Sarepta Therapeutics Submits Clinical Trial Application For SRP-1005-101 For Huntington's Disease Treatment To New Zealand Medicines And Medical Devices Safety Authority; Intends To Start Trial Of SRP-1005 In Q2

Sarepta Therapeutics, Inc. (NASDAQ:SRPT), the leader in precision genetic medicine for rare diseases, today announced the submission of its clinical trial application (CTA) for Study SRP-1005-101, also known as INSIGHTT, to Medsafe, the New Zealand Medicines and Medical Devices Safety Authority. Pending approval, Sarepta expects to initiate this first-in-human clinical trial of SRP-1005 (formerly ARO-HTT) in the second quarter of 2026. SRP-1005 is an investigational small interfering RNA (siRNA) therapeutic for the treatment of Huntington's Disease.

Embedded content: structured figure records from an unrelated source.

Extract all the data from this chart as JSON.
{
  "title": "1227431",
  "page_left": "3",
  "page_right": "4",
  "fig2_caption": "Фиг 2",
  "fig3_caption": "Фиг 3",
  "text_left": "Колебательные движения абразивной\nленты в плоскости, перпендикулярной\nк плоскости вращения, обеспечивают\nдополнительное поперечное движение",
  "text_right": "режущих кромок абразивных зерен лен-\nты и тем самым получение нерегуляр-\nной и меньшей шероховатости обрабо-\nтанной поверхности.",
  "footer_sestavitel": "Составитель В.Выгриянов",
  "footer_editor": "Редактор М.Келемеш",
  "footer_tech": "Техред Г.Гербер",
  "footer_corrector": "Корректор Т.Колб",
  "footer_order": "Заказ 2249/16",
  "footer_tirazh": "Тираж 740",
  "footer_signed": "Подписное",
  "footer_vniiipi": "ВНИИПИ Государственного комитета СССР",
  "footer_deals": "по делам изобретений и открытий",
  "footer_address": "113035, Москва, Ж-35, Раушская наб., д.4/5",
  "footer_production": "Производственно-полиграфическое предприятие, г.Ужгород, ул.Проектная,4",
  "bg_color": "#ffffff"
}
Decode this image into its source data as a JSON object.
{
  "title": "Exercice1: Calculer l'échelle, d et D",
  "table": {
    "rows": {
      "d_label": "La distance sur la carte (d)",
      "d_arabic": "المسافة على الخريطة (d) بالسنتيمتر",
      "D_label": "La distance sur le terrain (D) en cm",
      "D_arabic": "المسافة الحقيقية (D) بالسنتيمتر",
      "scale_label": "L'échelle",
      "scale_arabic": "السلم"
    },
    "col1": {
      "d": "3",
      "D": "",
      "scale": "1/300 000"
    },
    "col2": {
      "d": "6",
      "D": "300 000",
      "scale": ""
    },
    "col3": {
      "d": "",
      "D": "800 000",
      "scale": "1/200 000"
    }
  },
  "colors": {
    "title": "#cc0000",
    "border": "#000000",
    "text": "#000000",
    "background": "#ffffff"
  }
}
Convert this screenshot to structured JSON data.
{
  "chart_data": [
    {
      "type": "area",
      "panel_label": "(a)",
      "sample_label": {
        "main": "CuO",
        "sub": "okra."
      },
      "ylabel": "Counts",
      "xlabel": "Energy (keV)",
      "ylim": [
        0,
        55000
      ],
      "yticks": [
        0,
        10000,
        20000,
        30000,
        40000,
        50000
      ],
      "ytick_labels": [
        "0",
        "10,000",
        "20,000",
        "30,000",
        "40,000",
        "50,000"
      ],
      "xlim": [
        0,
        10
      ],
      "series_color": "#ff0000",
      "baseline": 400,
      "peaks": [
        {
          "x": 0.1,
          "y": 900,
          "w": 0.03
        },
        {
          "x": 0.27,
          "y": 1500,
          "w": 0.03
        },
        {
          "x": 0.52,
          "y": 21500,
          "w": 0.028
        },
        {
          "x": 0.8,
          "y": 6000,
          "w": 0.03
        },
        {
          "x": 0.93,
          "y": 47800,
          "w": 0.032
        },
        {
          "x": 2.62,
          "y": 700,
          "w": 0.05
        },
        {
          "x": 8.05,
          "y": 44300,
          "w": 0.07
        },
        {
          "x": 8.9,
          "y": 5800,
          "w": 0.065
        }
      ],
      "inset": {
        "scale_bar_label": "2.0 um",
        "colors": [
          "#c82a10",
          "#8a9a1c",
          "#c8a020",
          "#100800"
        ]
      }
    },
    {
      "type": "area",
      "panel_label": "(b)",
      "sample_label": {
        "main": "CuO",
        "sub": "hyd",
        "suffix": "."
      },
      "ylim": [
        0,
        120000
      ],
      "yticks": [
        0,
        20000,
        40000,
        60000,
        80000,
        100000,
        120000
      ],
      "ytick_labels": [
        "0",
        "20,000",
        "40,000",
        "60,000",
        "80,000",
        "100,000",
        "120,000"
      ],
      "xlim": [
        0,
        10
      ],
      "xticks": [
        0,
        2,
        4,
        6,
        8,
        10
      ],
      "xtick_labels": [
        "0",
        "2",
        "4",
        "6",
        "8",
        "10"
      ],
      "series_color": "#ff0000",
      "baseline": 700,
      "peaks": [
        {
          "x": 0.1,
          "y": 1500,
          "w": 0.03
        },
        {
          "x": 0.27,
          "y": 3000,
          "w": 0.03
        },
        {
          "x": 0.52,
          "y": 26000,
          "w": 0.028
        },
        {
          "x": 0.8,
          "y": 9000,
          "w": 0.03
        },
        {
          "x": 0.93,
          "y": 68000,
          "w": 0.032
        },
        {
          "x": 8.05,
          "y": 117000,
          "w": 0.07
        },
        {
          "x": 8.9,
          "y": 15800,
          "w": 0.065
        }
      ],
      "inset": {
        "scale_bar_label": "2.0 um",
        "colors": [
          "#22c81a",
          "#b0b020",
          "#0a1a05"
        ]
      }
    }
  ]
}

INSIGHTT is a Phase 1, multi-center, dose escalation study that will evaluate the safety and tolerability of subcutaneous dosing of SRP-1005 in approximately 24 participants. SRP-1005 leverages an advanced TfR1 (transferrin receptor protein 1) approach that uses monovalent fragment antigen binding (fAb) designed for efficient delivery to the central nervous system. Subcutaneous delivery aims to allow the therapy to stay below transferrin saturation and achieve constant and robust penetration across the blood brain barrier. Preclinical data with SRP-1005 have demonstrated the potential for significant protein knockdown in key deep brain regions, including the putamen and caudate, as well as the temporal and frontal cortexes.